Resampling to lon-lat grid#

This notebook shows a quick way to resample HEALPix data to a lon/lat grid using nearest neighbors.

Remapping via source indices#

Likely, the easiest method for resampling HEALPix data is to compute which index of the HEALPix grid corresponds to each pixel of the target grid. We’ll take this approach and build a function which computes the HEALPix pixel indices for each lon/lat pair in a rectilinear grid of longitudes and latitudes:

[1]:
import numpy as np
import xarray as xr
import healpy


def get_nn_lon_lat_index(nside, lons, lats):
    lons2, lats2 = np.meshgrid(lons, lats)
    return xr.DataArray(
        healpy.ang2pix(nside, lons2, lats2, nest=True, lonlat=True),
        coords=[("lat", lats), ("lon", lons)],
    )

Let’s try this function on a coarse HEALPix grid (nside=2) and for a coarse global lon/lat grid.

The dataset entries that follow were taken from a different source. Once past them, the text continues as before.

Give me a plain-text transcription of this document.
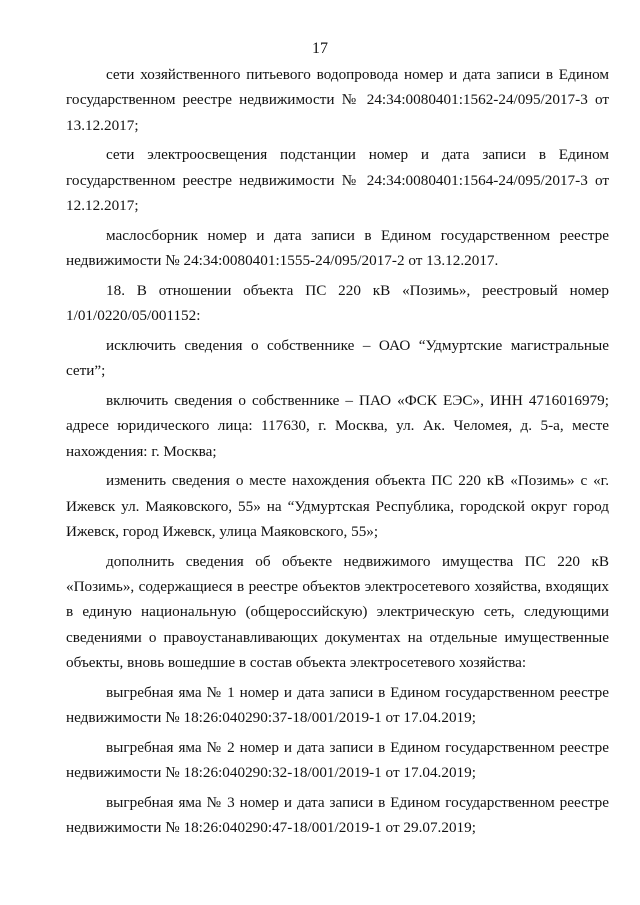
17

сети хозяйственного питьевого водопровода номер и дата записи в Едином государственном реестре недвижимости № 24:34:0080401:1562-24/095/2017-3 от 13.12.2017;

сети электроосвещения подстанции номер и дата записи в Едином государственном реестре недвижимости № 24:34:0080401:1564-24/095/2017-3 от 12.12.2017;

маслосборник номер и дата записи в Едином государственном реестре недвижимости № 24:34:0080401:1555-24/095/2017-2 от 13.12.2017.

18. В отношении объекта ПС 220 кВ «Позимь», реестровый номер 1/01/0220/05/001152:

исключить сведения о собственнике – ОАО “Удмуртские магистральные сети”;

включить сведения о собственнике – ПАО «ФСК ЕЭС», ИНН 4716016979; адресе юридического лица: 117630, г. Москва, ул. Ак. Челомея, д. 5-а, месте нахождения: г. Москва;

изменить сведения о месте нахождения объекта ПС 220 кВ «Позимь» с «г. Ижевск ул. Маяковского, 55» на “Удмуртская Республика, городской округ город Ижевск, город Ижевск, улица Маяковского, 55»;

дополнить сведения об объекте недвижимого имущества ПС 220 кВ «Позимь», содержащиеся в реестре объектов электросетевого хозяйства, входящих в единую национальную (общероссийскую) электрическую сеть, следующими сведениями о правоустанавливающих документах на отдельные имущественные объекты, вновь вошедшие в состав объекта электросетевого хозяйства:

выгребная яма № 1 номер и дата записи в Едином государственном реестре недвижимости № 18:26:040290:37-18/001/2019-1 от 17.04.2019;

выгребная яма № 2 номер и дата записи в Едином государственном реестре недвижимости № 18:26:040290:32-18/001/2019-1 от 17.04.2019;

выгребная яма № 3 номер и дата записи в Едином государственном реестре недвижимости № 18:26:040290:47-18/001/2019-1 от 29.07.2019;
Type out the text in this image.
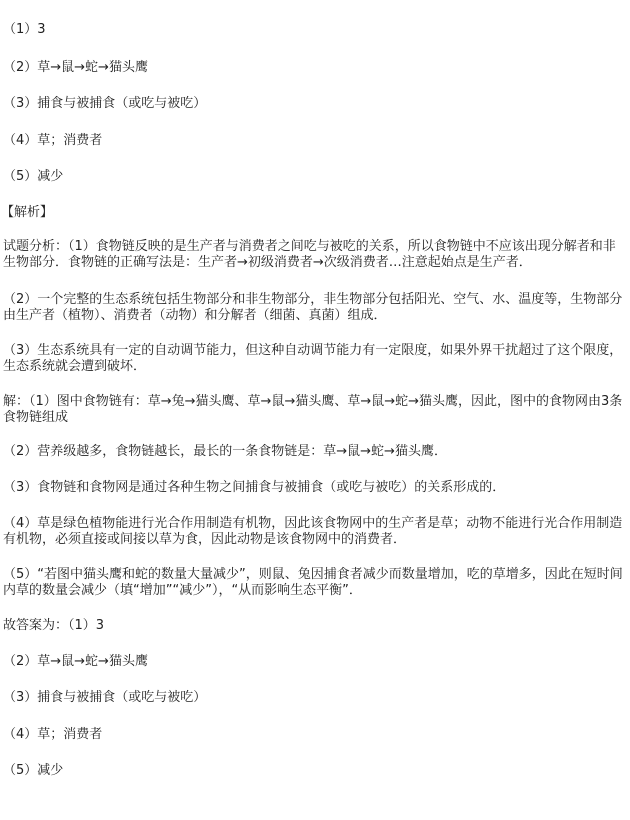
（1）3
（2）草→鼠→蛇→猫头鹰
（3）捕食与被捕食（或吃与被吃）
（4）草；消费者
（5）减少
【解析】
试题分析：（1）食物链反映的是生产者与消费者之间吃与被吃的关系，所以食物链中不应该出现分解者和非生物部分．食物链的正确写法是：生产者→初级消费者→次级消费者…注意起始点是生产者．
（2）一个完整的生态系统包括生物部分和非生物部分，非生物部分包括阳光、空气、水、温度等，生物部分由生产者（植物）、消费者（动物）和分解者（细菌、真菌）组成．
（3）生态系统具有一定的自动调节能力，但这种自动调节能力有一定限度，如果外界干扰超过了这个限度，生态系统就会遭到破坏．
解：（1）图中食物链有：草→兔→猫头鹰、草→鼠→猫头鹰、草→鼠→蛇→猫头鹰，因此，图中的食物网由3条食物链组成
（2）营养级越多，食物链越长，最长的一条食物链是：草→鼠→蛇→猫头鹰．
（3）食物链和食物网是通过各种生物之间捕食与被捕食（或吃与被吃）的关系形成的．
（4）草是绿色植物能进行光合作用制造有机物，因此该食物网中的生产者是草；动物不能进行光合作用制造有机物，必须直接或间接以草为食，因此动物是该食物网中的消费者．
（5）“若图中猫头鹰和蛇的数量大量减少”，则鼠、兔因捕食者减少而数量增加，吃的草增多，因此在短时间内草的数量会减少（填“增加”“减少”），“从而影响生态平衡”．
故答案为：（1）3
（2）草→鼠→蛇→猫头鹰
（3）捕食与被捕食（或吃与被吃）
（4）草；消费者
（5）减少
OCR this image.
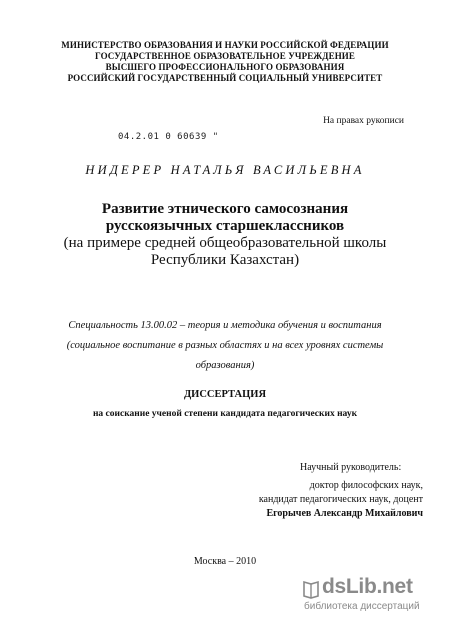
МИНИСТЕРСТВО ОБРАЗОВАНИЯ И НАУКИ РОССИЙСКОЙ ФЕДЕРАЦИИ
ГОСУДАРСТВЕННОЕ ОБРАЗОВАТЕЛЬНОЕ УЧРЕЖДЕНИЕ
ВЫСШЕГО ПРОФЕССИОНАЛЬНОГО ОБРАЗОВАНИЯ
РОССИЙСКИЙ ГОСУДАРСТВЕННЫЙ СОЦИАЛЬНЫЙ УНИВЕРСИТЕТ
На правах рукописи
04.2.01 0 60639 "
НИДЕРЕР НАТАЛЬЯ ВАСИЛЬЕВНА
Развитие этнического самосознания
русскоязычных старшеклассников
(на примере средней общеобразовательной школы
Республики Казахстан)
Специальность 13.00.02 – теория и методика обучения и воспитания
(социальное воспитание в разных областях и на всех уровнях системы
образования)
ДИССЕРТАЦИЯ
на соискание ученой степени кандидата педагогических наук
Научный руководитель:
доктор философских наук,
кандидат педагогических наук, доцент
Егорычев Александр Михайлович
Москва – 2010
dsLib.net
библиотека диссертаций
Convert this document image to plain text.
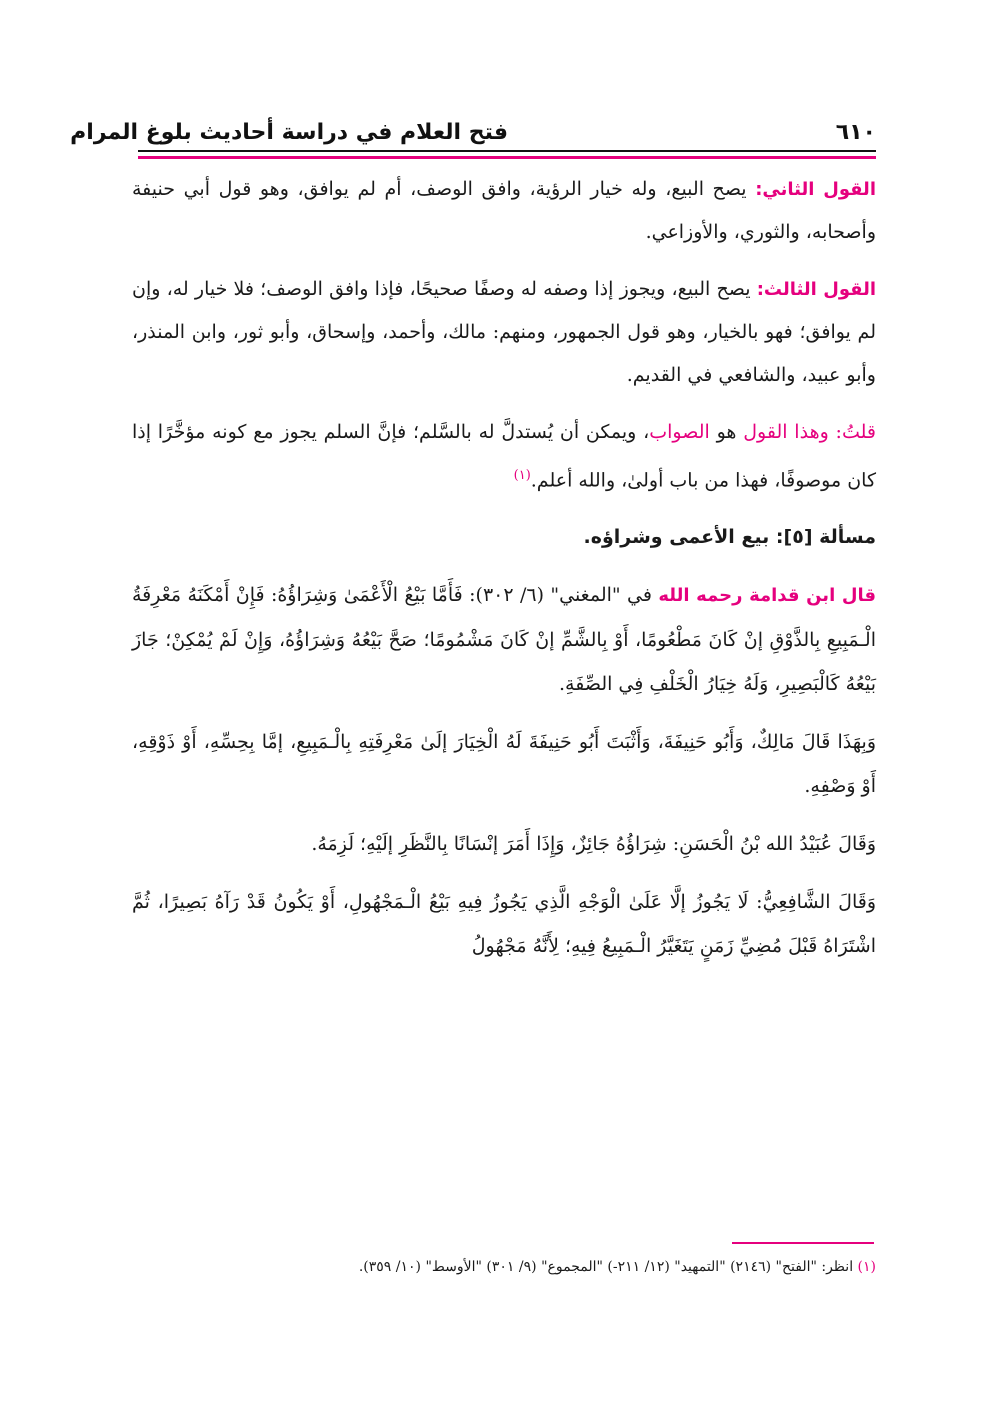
فتح العلام في دراسة أحاديث بلوغ المرام	٦١٠

القول الثاني: يصح البيع، وله خيار الرؤية، وافق الوصف، أم لم يوافق، وهو قول أبي حنيفة وأصحابه، والثوري، والأوزاعي.

القول الثالث: يصح البيع، ويجوز إذا وصفه له وصفًا صحيحًا، فإذا وافق الوصف؛ فلا خيار له، وإن لم يوافق؛ فهو بالخيار، وهو قول الجمهور، ومنهم: مالك، وأحمد، وإسحاق، وأبو ثور، وابن المنذر، وأبو عبيد، والشافعي في القديم.

قلتُ: وهذا القول هو الصواب، ويمكن أن يُستدلَّ له بالسَّلم؛ فإنَّ السلم يجوز مع كونه مؤخَّرًا إذا كان موصوفًا، فهذا من باب أولىٰ، والله أعلم.$^{(١)}$

مسألة [٥]: بيع الأعمى وشراؤه.

قال ابن قدامة رحمه الله في "المغني" (٦/ ٣٠٢): فَأَمَّا بَيْعُ الْأَعْمَىٰ وَشِرَاؤُهُ: فَإِنْ أَمْكَنَهُ مَعْرِفَةُ الْـمَبِيعِ بِالذَّوْقِ إنْ كَانَ مَطْعُومًا، أَوْ بِالشَّمِّ إنْ كَانَ مَشْمُومًا؛ صَحَّ بَيْعُهُ وَشِرَاؤُهُ، وَإِنْ لَمْ يُمْكِنْ؛ جَازَ بَيْعُهُ كَالْبَصِيرِ، وَلَهُ خِيَارُ الْخَلْفِ فِي الصِّفَةِ.

وَبِهَذَا قَالَ مَالِكٌ، وَأَبُو حَنِيفَةَ، وَأَثْبَتَ أَبُو حَنِيفَةَ لَهُ الْخِيَارَ إلَىٰ مَعْرِفَتِهِ بِالْـمَبِيعِ، إمَّا بِحِسِّهِ، أَوْ ذَوْقِهِ، أَوْ وَصْفِهِ.

وَقَالَ عُبَيْدُ الله بْنُ الْحَسَنِ: شِرَاؤُهُ جَائِزٌ، وَإِذَا أَمَرَ إنْسَانًا بِالنَّظَرِ إلَيْهِ؛ لَزِمَهُ.

وَقَالَ الشَّافِعِيُّ: لَا يَجُوزُ إلَّا عَلَىٰ الْوَجْهِ الَّذِي يَجُوزُ فِيهِ بَيْعُ الْـمَجْهُولِ، أَوْ يَكُونُ قَدْ رَآهُ بَصِيرًا، ثُمَّ اشْتَرَاهُ قَبْلَ مُضِيِّ زَمَنٍ يَتَغَيَّرُ الْـمَبِيعُ فِيهِ؛ لِأَنَّهُ مَجْهُولُ

(١) انظر: "الفتح" (٢١٤٦) "التمهيد" (١٢/ ٢١١-) "المجموع" (٩/ ٣٠١) "الأوسط" (١٠/ ٣٥٩).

We’ll obtain an array of cell indices:

[2]:
get_nn_lon_lat_index(2, np.linspace(-180, 180, 10), np.linspace(-90, 90, 5))
[2]:
<xarray.DataArray (lat: 5, lon: 10)>
array([[40, 40, 40, 44, 44, 32, 32, 36, 36, 40],
       [42, 42, 41, 46, 45, 34, 33, 38, 37, 42],
       [25, 25, 30, 29, 18, 17, 22, 21, 26, 25],
       [10, 10,  9, 14, 13,  2,  1,  6,  5, 10],
       [11, 11, 11, 15, 15,  3,  3,  7,  7, 11]])
Coordinates:
  * lat      (lat) float64 -90.0 -45.0 0.0 45.0 90.0
  * lon      (lon) float64 -180.0 -140.0 -100.0 -60.0 ... 60.0 100.0 140.0 180.0

This doesn’t look too bad (we expect values in the range of \(0\) to \(12 N_\rm{side}^2-1\) or \(0\) to \(47\) in this case). But let’s also check this result visually with a few more pixels:

[3]:
get_nn_lon_lat_index(2, np.linspace(-180, 180, 800), np.linspace(-90, 90, 400)).plot(
    figsize=(8, 4)
)
None
../../_images/Processing_healpix_lonlat_remap_5_0.png

Indeed, this shows us the HEALPix pixel numbers on a lon/lat grid as depicted in Górski et al., 2004:

Gorski_HEALPix-2 NEST pixel numbers

This seems to be correct, so let’s apply it to some model output:

Remapping model output#

Of course, we first need access to some model output:

[4]:
import intake

cat = intake.open_catalog("https://data.nextgems-h2020.eu/catalog.yaml")

When selecting the zoom level, it’s best to find a level which approximately matches your desired output resolution. Please have a look at the HEALPix intro for a comparison between angular resolution and typical HEALPix zoom levels. In this case, we have an angular resolution of about 0.05°, so zoom=10 is probably appropriate.

[5]:
zoom = 10
ds = cat.ICON.ngc3028(zoom=zoom, time="PT30M").to_dask()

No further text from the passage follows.